Yes I do remap CAPSLOCK to control.

I kept one of my old Sun keyboards with control where God intended it until it would not work with the new UltraSparcs. Ever since I have always remapped them, even if it did result in some odd blinking light behavior on some machines.

Absolutely yes, and I'm really happy with it. Caps Lock is simply unuseful and irritating, switching it to a Ctrl will:

  • Save you from awkward positions
  • Save you from accidentally activating Caps Lock

I also have useless MSWindows on my keyboard, so now I have three Ctrl keys on the left-hand side: Caps Lock, Ctrl, and LWin.

RWin generates "menu", which runs execute-extended-command (just like M-x). I'd never even tried pressing it until last week, so I don't know how long that's been the case for, but I'm trying to get accustomed to it.

I'm also trying to get used to using the right-hand Ctrl key when the keys to be modified are on the left side of the keyboard, and not in immediate range of (one of) the left Ctrl keys.

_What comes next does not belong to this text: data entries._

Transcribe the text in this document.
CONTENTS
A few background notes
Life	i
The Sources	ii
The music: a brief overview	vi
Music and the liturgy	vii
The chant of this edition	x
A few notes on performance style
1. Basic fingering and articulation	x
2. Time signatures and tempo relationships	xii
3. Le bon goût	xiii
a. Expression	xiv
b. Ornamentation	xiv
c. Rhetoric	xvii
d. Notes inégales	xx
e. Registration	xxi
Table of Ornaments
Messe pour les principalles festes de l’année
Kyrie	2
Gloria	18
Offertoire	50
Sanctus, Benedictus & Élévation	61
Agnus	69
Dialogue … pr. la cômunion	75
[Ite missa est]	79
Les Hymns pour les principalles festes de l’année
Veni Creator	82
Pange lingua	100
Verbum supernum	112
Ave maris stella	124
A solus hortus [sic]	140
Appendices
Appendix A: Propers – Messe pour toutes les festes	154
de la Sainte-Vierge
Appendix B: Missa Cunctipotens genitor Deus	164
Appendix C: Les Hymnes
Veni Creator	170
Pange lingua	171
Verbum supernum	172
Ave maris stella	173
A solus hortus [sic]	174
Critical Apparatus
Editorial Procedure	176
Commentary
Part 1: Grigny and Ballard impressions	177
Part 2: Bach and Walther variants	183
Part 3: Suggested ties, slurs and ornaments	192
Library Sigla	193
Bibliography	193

I do, both on windows and linux.

A show of hands? I have been using Emacs on and off over the past 5 years or more. Never bothered about the caps lock key. I do not bind it to control key. C-x C-u did the work every time. I can't recall any instance of having hit the caps lock when i was reaching out to 'a' or tab or 'shift'.

My be it it time for me to change the key binding. I get pain in the hands while typing. I'm going to try and see if having caps lock as control helps.

I found that using 'alt' as 'ctrl' and 'win' as 'alt' is better than the well known 'capslock' method.

Google 'lisp keyboard' you'll get a better idea what I'm suggesting and why Emacs has so many 'ctrl' combinations in the first place -- at the time it's invented the keyboard layouts doesn't look like what it is today.

After failed multiple times trying to use 'capslock' as 'ctrl', now I love the 'alt' way.